Нестерпимо хочется в дуры — будто это какая-то деревня в средней России, куда можно уехать, собравшись в один день.
И не как обычно — с маленькой сумкой, в которой ноут, балетки на смену и салонный шампунь, остальное купим, а с клетчатыми баулами, рюкзаком и корзиной, прикрытой сверху белым платком. Сидеть на перроне на сумке, тревожно озирая свое добро, корзинка на проходе, и ее цепляют пассажиры, девки рвут колготки о торчащие прутики, матерятся, шалавы, но мне не до них, не встать, не подвинуть к себе — неудобно. Объявят посадку. Сесть, выдохнуть, дождаться движения с обязательным «ну, поехали». Отдать проводнице билет, взять белье, «мужчина, выйдите», переодеться, достать из пакета яйца, соль, хлеб и ногу, и тут только понять, что корзинку все-таки спиз..ли. Впрочем, я и не помню, что в ней было. Храпеть. Ехать не менее суток, а лучше двое, чтобы растерять гонор и остатки лоска, набраться смирения, научиться мерным мыслям и медленному времени. Доехать на рассвете, за пятиминутную стоянку успеть ссыпаться и двинуть к автобусу. Полтора часа просидеть в тени, дождаться, влезть, сорок минут по тряской дороге, и все, я уже в дурах.

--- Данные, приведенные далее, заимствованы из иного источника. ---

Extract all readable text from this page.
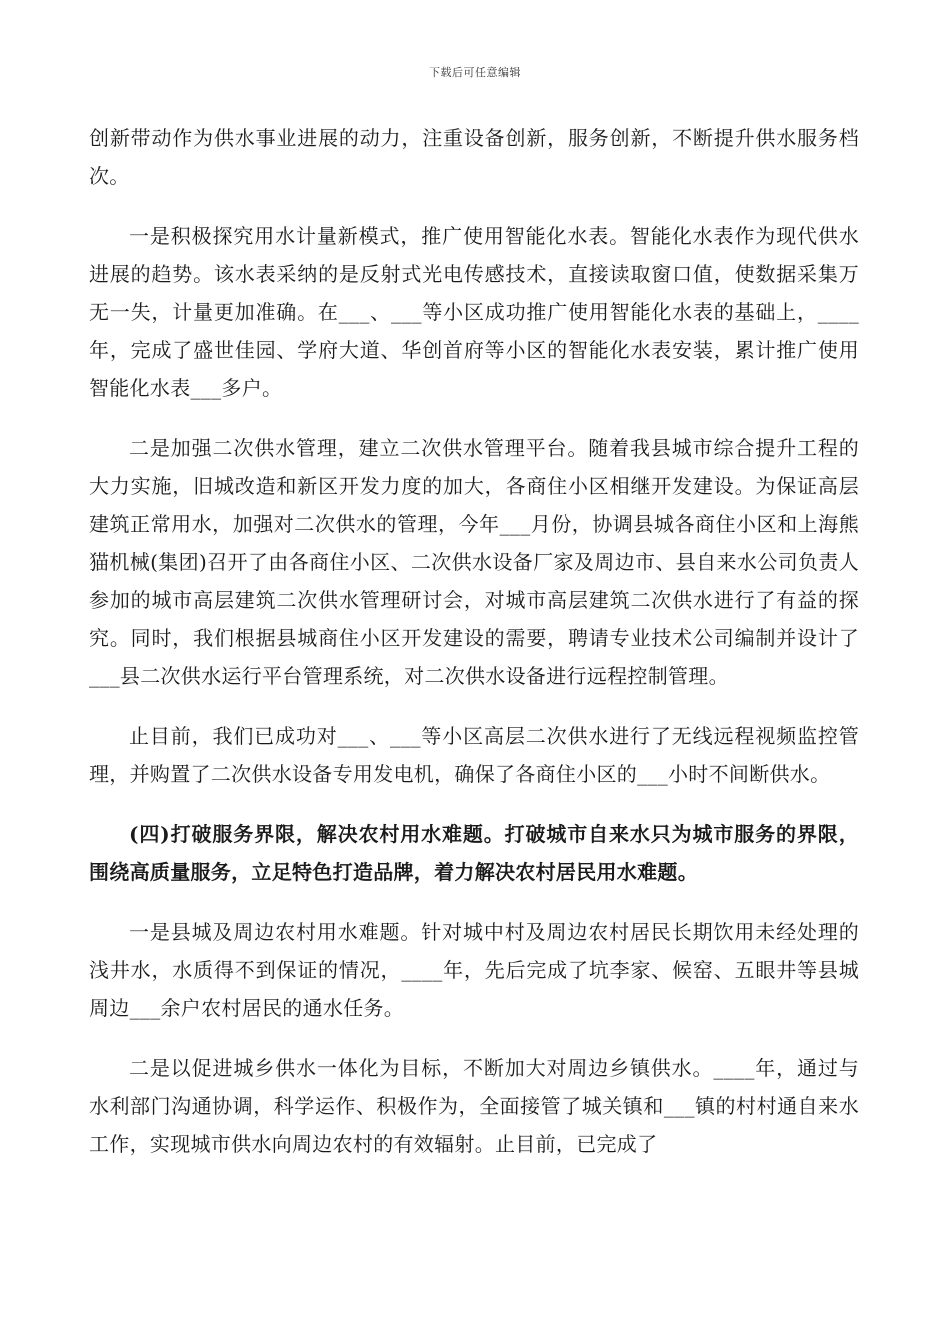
下载后可任意编辑

创新带动作为供水事业进展的动力，注重设备创新，服务创新，不断提升供水服务档次。

一是积极探究用水计量新模式，推广使用智能化水表。智能化水表作为现代供水进展的趋势。该水表采纳的是反射式光电传感技术，直接读取窗口值，使数据采集万无一失，计量更加准确。在___、___等小区成功推广使用智能化水表的基础上，____年，完成了盛世佳园、学府大道、华创首府等小区的智能化水表安装，累计推广使用智能化水表___多户。

二是加强二次供水管理，建立二次供水管理平台。随着我县城市综合提升工程的大力实施，旧城改造和新区开发力度的加大，各商住小区相继开发建设。为保证高层建筑正常用水，加强对二次供水的管理，今年___月份，协调县城各商住小区和上海熊猫机械(集团)召开了由各商住小区、二次供水设备厂家及周边市、县自来水公司负责人参加的城市高层建筑二次供水管理研讨会，对城市高层建筑二次供水进行了有益的探究。同时，我们根据县城商住小区开发建设的需要，聘请专业技术公司编制并设计了___县二次供水运行平台管理系统，对二次供水设备进行远程控制管理。

止目前，我们已成功对___、___等小区高层二次供水进行了无线远程视频监控管理，并购置了二次供水设备专用发电机，确保了各商住小区的___小时不间断供水。

(四)打破服务界限，解决农村用水难题。打破城市自来水只为城市服务的界限，围绕高质量服务，立足特色打造品牌，着力解决农村居民用水难题。

一是县城及周边农村用水难题。针对城中村及周边农村居民长期饮用未经处理的浅井水，水质得不到保证的情况，____年，先后完成了坑李家、候窑、五眼井等县城周边___余户农村居民的通水任务。

二是以促进城乡供水一体化为目标，不断加大对周边乡镇供水。____年，通过与水利部门沟通协调，科学运作、积极作为，全面接管了城关镇和___镇的村村通自来水工作，实现城市供水向周边农村的有效辐射。止目前，已完成了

Я уже в дурах, и мне хорошо, марля на окнах от мух, паутина в углах. Распакуюсь — окажется, все барахло, все старое и ненужно: лежалые халаты, байковые и простые, побитая молью кофта, другое теплое, ватное, шерстяное, носки, попахивающие козой, наволочка с бельем и документами, сапоги. Зачем все это? Затем что дура. Это моя скука. В другой сумке — пара тетрадок и конверты, три ручки и двенадцать цветных карандашей, вырезки из журнала «Здоровье», часы, отрывной календарь, радиоприемник и кастрюля. Это моя глупость. А в рюкзаке еда, водка — с мужиками за дрова расплатиться. Деньги, кроме тех, которые в лифчике. Таблетки от давления, от живота и от сердца, мазь от спины, горчишники. Это мое спокойствие. Буду так жить, ничего не ждать, помнить то, чего не было, все беречь, мало тратить. Ходить на реку, ночью спать, просыпаться утром, варить обед, сажать картошку. Зимой только, может быть, разрисую стены углем и раскрашу все вокруг цветами и узорами, но к лету забелю. Буду жить хорошо. Иногда разве задумаюсь — что там было, в корзинке-то? Только какая разница, всяко лишнее оно, раз мне без него хо-ро-шо.